I feel like this post is so cliche, but at the same time, I will remember how to hate myself, if I don’t write it. I had no intentions of writing another blog post until I returned, once again, to the topic of Sex Trafficking and wrote a blog commissioned by my good friend Tiffany Beard. It was this article, however, that propelled me into writing this post. For so many reasons, I feel like Seth does in this article. While I am not bisexual, I find myself feeling much of his pain. I constantly find myself in situations where I am supposed to choose a side. In most things in life, I do. That is not my problem. What hurts is when the people you love tell you, or at least imply, for a myriad of reasons, to dislike, or hate another person that they are done with. I found myself in that situation once again tonight. I was to text a person, whom I was supposed to be hating, to gain information, and instead found myself consoling this persons broken heart. It was then that I realized I had forgotten how to hate.

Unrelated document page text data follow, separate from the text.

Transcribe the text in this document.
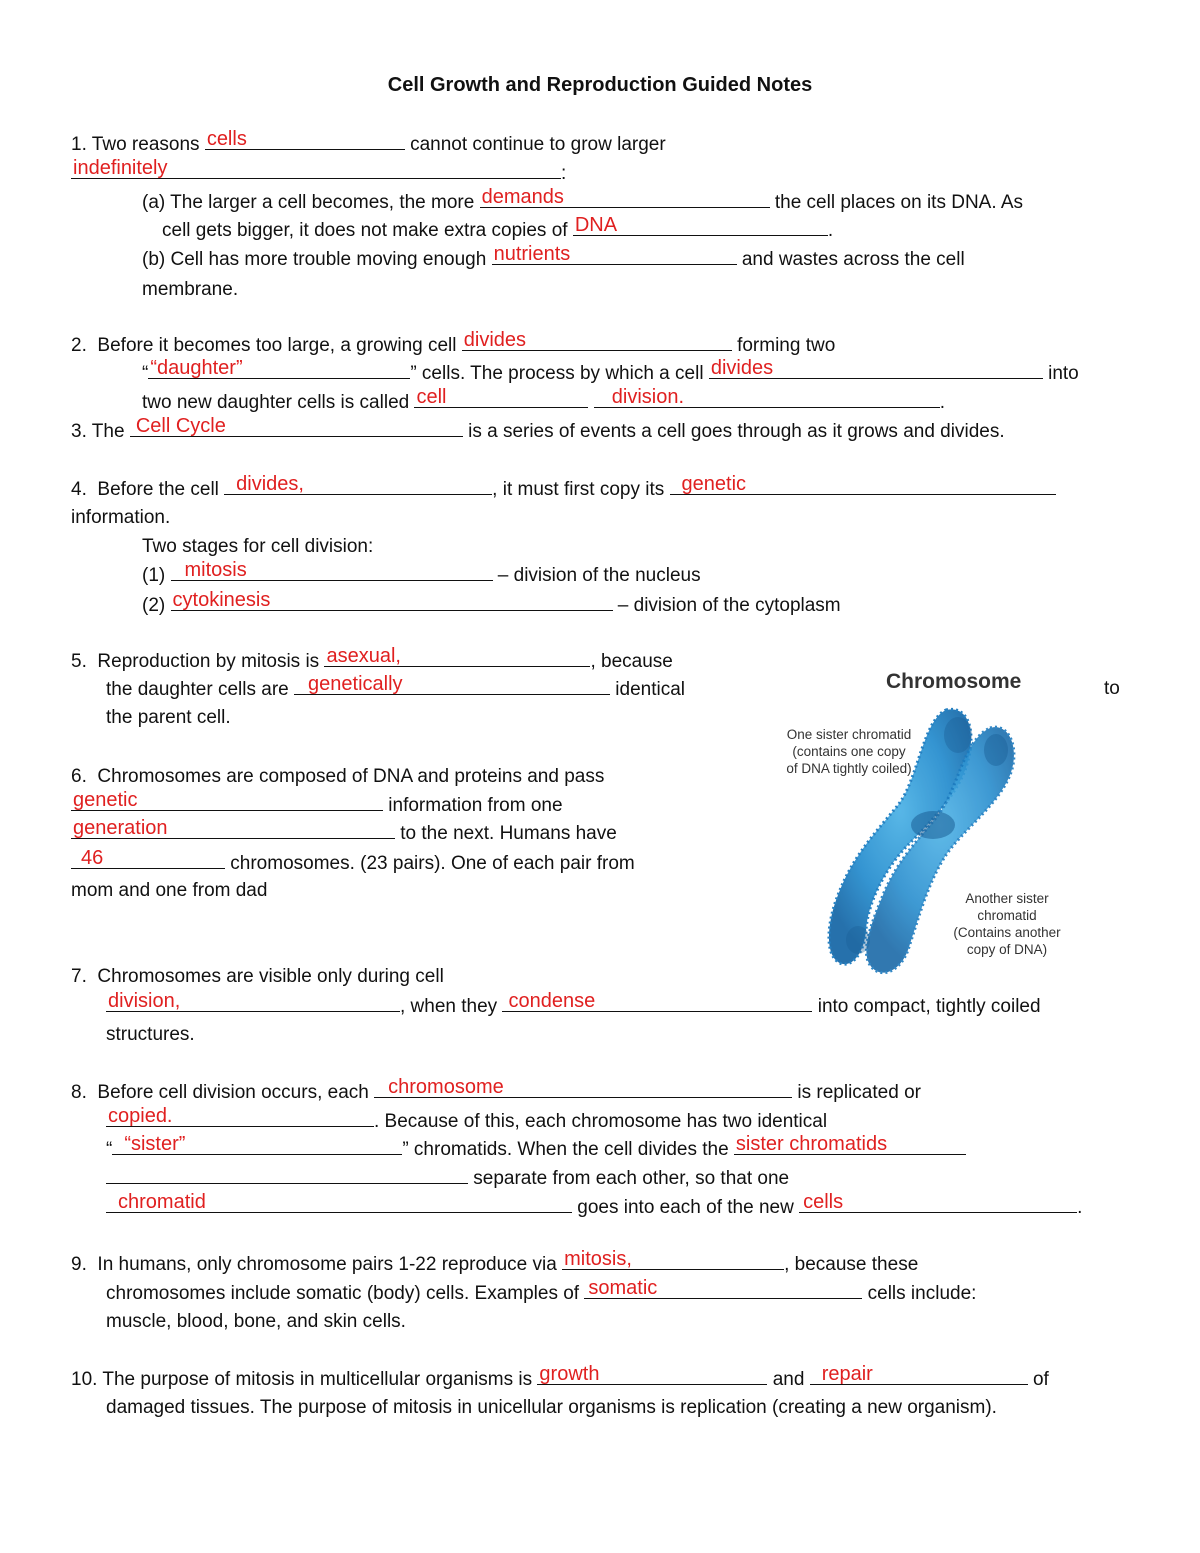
Cell Growth and Reproduction Guided Notes
1. Two reasons cells	cannot continue to grow larger
indefinitely	:
(a) The larger a cell becomes, the more demands	the cell places on its DNA. As
cell gets bigger, it does not make extra copies of DNA	.
(b) Cell has more trouble moving enough nutrients	and wastes across the cell
membrane.
2. Before it becomes too large, a growing cell divides	forming two
“ “daughter”	” cells. The process by which a cell divides	into
two new daughter cells is called cell
	division.	.
3. The Cell Cycle	is a series of events a cell goes through as it grows and divides.
4. Before the cell divides,	, it must first copy its genetic
information.
Two stages for cell division:
(1) mitosis	– division of the nucleus
(2) cytokinesis	– division of the cytoplasm
5. Reproduction by mitosis is asexual,	, because
the daughter cells are genetically	identical	to
the parent cell.
6. Chromosomes are composed of DNA and proteins and pass
genetic	information from one
generation	to the next. Humans have
46	chromosomes. (23 pairs). One of each pair from
mom and one from dad
7. Chromosomes are visible only during cell
division,	, when they condense	into compact, tightly coiled
structures.
8. Before cell division occurs, each chromosome	is replicated or
copied.	. Because of this, each chromosome has two identical
“ “sister”	” chromatids. When the cell divides the sister chromatids
separate from each other, so that one
chromatid	goes into each of the new cells	.
9. In humans, only chromosome pairs 1-22 reproduce via mitosis,	, because these
chromosomes include somatic (body) cells. Examples of somatic	cells include:
muscle, blood, bone, and skin cells.
10. The purpose of mitosis in multicellular organisms is growth	and repair	of
damaged tissues. The purpose of mitosis in unicellular organisms is replication (creating a new organism).
Chromosome
One sister chromatid
(contains one copy
of DNA tightly coiled)
Another sister
chromatid
(Contains another
copy of DNA)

While the above situation may seem childish and petty, and in many ways it is, it is only a minor example of a growing problem. Sitting here, listening to Fever Ray, I realized that this was just a minor slice of a larger symptom I find in life. Time and again, people, institutions, culture, society, tell me who and what I should hate, but I realize hate has left me. It’s a strange mercy, but one I am grateful for. I often find that even the priesthood of open-mindness and those who claim unconditional love, have group they too hate. I am not taking up the argument of is hate learned or innate, but I do know one thing. We can all forget how to hate.
I have nothing more profound. No pictures, no more links. I am not even going to give the reader a challenge to forget how to hate. Do that has to be something that one comes to on their own terms on their own time. I simply say think about forgetting.